If this court should grant the preliminary injunction sought by complainants, such, in effect, would be tantamount to a mandatory injunction to require the utility to maintain its present rate of fare pending complainants appeal to the Supreme Court. Aside from the fact that the board has ample authority, if exercised, to effectuate such purpose, I have in mind that such injunctions are rarely granted before final hearing, are always granted cautiously, and am strictly confined to cases where the remedy at law is not only inadequate but the necessity therefor extreme. Spoor-Thompson Machine Co. v. Bennett Film Laboratories et al., 105 N. J. Eq. 108,147 A. 202, and cases therein cited, among which, McCran v. Public Service Railway Co., 95 N. J. Eq. 22, 122 A. 205. The McCran Case, supra, cited by counsel for the complainants, and the case of McCran v. Western Union Tel. Co., 94 N. J. Eq. 281, 120 A. 515, both of which I have considered, are inapplicable in my judgment to the matters sub judice.

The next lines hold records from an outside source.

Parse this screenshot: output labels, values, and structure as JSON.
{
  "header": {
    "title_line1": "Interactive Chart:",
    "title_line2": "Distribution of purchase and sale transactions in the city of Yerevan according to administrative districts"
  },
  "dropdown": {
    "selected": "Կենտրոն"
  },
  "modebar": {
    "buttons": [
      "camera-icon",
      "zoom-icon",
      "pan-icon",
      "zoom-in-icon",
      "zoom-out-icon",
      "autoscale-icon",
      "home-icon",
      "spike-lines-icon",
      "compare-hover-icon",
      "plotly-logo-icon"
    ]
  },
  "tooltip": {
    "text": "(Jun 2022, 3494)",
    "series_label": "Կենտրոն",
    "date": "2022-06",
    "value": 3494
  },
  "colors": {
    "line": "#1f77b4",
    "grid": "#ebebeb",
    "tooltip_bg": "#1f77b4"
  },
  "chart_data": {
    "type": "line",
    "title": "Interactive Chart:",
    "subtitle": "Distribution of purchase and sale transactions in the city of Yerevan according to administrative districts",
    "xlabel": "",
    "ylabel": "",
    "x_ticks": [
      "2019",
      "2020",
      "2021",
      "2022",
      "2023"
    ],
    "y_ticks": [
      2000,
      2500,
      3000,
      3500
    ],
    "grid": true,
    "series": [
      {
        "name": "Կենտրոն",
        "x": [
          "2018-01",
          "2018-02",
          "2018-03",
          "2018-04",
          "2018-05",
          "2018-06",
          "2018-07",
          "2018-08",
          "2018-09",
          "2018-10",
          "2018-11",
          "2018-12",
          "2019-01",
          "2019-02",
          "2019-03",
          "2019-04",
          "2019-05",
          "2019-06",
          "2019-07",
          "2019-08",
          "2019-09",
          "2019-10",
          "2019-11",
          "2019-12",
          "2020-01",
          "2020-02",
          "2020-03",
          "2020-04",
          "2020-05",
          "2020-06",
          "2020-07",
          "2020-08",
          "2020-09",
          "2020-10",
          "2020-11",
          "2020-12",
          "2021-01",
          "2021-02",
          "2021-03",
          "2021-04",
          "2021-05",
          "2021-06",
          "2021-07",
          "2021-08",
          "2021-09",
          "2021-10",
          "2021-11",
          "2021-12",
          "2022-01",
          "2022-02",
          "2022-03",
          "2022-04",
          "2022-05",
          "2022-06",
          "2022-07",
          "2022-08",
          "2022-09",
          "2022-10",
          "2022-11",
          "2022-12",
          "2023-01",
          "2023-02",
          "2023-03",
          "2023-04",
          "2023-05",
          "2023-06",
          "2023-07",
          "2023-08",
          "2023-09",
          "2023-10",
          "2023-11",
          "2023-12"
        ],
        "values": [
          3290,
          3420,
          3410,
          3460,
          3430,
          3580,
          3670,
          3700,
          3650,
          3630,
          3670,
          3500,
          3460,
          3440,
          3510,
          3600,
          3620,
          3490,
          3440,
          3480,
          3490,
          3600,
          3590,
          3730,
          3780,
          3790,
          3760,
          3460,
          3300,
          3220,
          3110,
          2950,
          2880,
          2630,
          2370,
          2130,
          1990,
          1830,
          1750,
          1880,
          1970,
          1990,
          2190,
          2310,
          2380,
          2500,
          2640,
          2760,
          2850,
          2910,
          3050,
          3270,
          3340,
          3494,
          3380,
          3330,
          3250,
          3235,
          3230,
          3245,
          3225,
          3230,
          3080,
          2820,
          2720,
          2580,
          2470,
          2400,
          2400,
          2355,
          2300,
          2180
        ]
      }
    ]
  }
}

The complainants, in the matters sub judice, would have this court stay by injunction the operation of the proposed increase in rates until such time as complainants may resort to the Supreme Court in banc for relief. In Clark v. Board of Education of Bayonne, 76 N. J. Eq. 326, at page 328, 74 A. 319, 25 L. R. A. (N. S.) 827, 139 Am. St. Rep. 763, the Court of Errors and Appeals declared: "The question is squarely presented as to whether a Court of Chancery has jurisdiction to interfere in proceedings in a court of law where the case is one within the jurisdiction of that court, and where no independent equity is shown except the claim that the complainant is in good faith seeking to review the judgment of the court of law, and has been unable to secure from any law court a stay pending the appeal. The learned Vice Chancellor below was constrained to follow the only equity precedent in this state, where another Vice Chancellor allowed an injunction under similar circumstances in order to preserve the status quo of the litigation until the appeal could be heard. People's Traction Co. v. Central Passenger Railway Co., 67 N. J. Eq. [1 Robb.] 370, 58 A. 597. That case we decline to approve, and overrule it as unsound. * * * The question as to the stay and the applicant's right thereto, which is erroneously declared in the People's Traction Co. Case to constitute an independent equity, on the contrary, involves but a mere step in procedure in the law action, to be applied in the exercise of an equitable jurisdiction in that court and not in the court of equity. The Court of Chancery has no jurisdiction to interfere with a judgment of the Supreme Court except where some well-defined independent equitable ground exists for restraining the enforcement thereof. That an unsuccessful litigant in a court of law has appealed therefrom and is unable meanwhile to secure from any law court a restraint against further proceedings under the judgment below is not, as declared in People's Traction Co. v. Central Passenger Railway Co., supra, an independent equity which gives the Court of Chancery jurisdiction to interfere, although such proceedings under the judgment may result in such a change in the status of the subject-matter of the controversy as may make nugatory the judgment of the court of review when pronounced."
I will advise an order denying the order to show cause sought by the complainants herein.